President Traian Basescu declared on thursday at the meeting with the IMF delegation that he will not support introduxing the petrol excise tax, but at the same time he will not block the reglementation, as long as nobody asks him to sign for it.
“Looking back at the last IMF mission in Romania, we seem to have turned back to our old ways. Immediately after a small bump in the economy, we start spending more and more. This sets us on the course for a new crisis”.
The president criticised the Government’s measures to introduce new taxes:
“I”m looking at now at Government expenses, it’s a relaxed budget and of course because they are incompetent at collecting taxes, new fees must be introduced. I’m not against enlarging the tax base, I support it, but exaggerations like introducing new taxes on energy and gasoline especially, I think it is a huge mistake and it will damage the economy and the population. IMF and the Government are solely responsible for these measures but I do not believe it is a reasonable solution. I will not block the decision, but don’t ask me to sign for them”.
President Traian Basescu’s agenda for today includes a meeting with the IMF, EC and World Bank common delegation at Cotroceni Palace, starting at 11.00 am. The presidential Administration issued a press release to announce the meeting, which the press is not attending.
The negotiations with the president will cover the introduction of the fuel excise tax. Basescu assumed the responsability of arguing in front of the IMF against the flat tax in december 2013.
President Traian Basescu signed the 2014 state budget into law at end-Dec. only after the executive had agreed to delay the enforcement of the hiked diesel- and petrol excise tax by three months.

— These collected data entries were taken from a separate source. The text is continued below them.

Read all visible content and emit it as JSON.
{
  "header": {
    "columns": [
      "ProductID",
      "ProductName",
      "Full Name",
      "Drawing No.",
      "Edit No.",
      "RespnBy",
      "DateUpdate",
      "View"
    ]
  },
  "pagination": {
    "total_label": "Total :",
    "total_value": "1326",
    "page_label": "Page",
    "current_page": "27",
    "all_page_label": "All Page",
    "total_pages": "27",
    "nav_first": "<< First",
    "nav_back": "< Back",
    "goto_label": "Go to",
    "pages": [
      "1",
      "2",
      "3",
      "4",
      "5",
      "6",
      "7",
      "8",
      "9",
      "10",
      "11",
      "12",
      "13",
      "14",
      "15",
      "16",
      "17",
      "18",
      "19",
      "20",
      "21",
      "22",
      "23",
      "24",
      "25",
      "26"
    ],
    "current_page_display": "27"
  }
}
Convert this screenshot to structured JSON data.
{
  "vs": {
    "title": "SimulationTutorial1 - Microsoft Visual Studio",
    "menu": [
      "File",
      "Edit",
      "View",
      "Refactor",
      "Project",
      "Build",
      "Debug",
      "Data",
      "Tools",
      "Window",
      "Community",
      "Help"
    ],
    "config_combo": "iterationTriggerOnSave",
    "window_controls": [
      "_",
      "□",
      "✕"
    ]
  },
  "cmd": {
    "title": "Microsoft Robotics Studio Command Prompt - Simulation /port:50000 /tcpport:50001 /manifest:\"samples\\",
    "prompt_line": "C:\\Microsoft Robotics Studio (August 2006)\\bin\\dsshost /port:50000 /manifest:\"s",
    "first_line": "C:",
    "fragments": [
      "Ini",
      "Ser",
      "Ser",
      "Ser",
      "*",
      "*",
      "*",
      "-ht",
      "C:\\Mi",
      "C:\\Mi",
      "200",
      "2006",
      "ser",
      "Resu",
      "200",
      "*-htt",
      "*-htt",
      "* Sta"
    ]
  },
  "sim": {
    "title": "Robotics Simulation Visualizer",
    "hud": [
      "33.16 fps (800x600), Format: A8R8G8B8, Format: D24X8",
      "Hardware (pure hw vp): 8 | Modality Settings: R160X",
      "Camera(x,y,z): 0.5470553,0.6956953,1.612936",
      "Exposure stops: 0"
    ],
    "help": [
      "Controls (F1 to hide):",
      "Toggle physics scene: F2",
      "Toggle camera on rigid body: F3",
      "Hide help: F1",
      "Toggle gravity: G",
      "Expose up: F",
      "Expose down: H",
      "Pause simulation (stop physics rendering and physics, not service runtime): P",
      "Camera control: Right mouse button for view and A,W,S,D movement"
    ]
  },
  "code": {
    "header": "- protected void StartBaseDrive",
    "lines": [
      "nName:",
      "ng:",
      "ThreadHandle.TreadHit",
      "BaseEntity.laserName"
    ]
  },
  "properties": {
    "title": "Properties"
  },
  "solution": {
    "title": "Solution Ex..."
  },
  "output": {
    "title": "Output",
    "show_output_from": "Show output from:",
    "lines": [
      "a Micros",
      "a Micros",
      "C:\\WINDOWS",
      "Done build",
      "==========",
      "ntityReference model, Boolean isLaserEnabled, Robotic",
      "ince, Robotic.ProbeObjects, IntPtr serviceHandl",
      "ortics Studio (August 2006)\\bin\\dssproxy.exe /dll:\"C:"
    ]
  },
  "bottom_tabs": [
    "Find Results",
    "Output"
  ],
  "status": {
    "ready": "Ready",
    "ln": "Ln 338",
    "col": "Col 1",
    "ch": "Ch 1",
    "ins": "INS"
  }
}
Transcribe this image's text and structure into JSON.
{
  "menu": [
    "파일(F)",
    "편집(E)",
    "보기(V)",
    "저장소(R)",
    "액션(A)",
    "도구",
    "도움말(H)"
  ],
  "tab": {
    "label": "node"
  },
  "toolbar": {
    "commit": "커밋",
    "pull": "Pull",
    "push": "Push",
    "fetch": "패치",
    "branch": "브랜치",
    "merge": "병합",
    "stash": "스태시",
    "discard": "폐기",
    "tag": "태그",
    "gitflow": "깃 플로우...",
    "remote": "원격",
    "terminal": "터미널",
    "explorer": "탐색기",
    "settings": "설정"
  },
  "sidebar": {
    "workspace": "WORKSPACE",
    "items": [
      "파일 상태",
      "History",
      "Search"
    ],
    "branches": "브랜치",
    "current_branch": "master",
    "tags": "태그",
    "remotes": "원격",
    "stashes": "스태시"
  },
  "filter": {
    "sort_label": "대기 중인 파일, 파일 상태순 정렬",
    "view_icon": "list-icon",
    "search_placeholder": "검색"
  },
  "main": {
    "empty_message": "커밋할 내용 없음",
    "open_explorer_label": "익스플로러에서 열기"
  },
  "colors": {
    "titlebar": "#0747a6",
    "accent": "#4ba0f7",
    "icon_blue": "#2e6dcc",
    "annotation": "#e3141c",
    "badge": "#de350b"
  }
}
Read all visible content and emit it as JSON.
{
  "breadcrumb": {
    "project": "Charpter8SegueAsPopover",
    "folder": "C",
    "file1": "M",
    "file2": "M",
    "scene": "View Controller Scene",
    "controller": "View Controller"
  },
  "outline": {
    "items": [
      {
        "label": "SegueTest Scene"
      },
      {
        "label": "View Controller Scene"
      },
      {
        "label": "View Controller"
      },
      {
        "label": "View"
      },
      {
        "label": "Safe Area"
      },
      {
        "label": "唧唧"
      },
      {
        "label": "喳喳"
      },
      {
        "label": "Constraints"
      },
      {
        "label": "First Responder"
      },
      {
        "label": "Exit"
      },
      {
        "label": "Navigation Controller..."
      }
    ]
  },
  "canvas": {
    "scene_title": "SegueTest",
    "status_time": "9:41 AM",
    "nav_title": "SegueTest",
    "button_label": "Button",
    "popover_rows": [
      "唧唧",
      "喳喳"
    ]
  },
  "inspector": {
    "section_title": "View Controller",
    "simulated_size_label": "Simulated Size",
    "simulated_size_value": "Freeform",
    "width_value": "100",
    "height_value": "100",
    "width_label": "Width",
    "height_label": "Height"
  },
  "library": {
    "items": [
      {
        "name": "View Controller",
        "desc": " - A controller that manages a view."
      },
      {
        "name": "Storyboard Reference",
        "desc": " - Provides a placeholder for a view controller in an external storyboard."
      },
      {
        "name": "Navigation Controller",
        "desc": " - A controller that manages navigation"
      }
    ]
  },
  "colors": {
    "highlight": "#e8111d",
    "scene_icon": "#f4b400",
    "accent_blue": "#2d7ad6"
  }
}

Also on thursday the IMF will begin negotiations with the Government. Prime-minister Ponta announced that his cabinet is commited to continuint reforms and Basescu’s “blockade” will be eliminated after the european parliamentary election.
“If everything goes according to plan”, the fuel excise tax should come into law in April, according to the Prime Minister.
The IMF returned in Bucharest this week to assess Romania’s progress under a EUR 4 billion precautionary loan deal, as part of a wider review mission that includes the EU and the World Bank. The first two review missions under the new stand-by agreement will be carried out between January 21 and February 5.
The IMF mission, led by Andrea Schaechter, will meet with representatives of political parties, trade unions, business associations, banks, and the civil sector.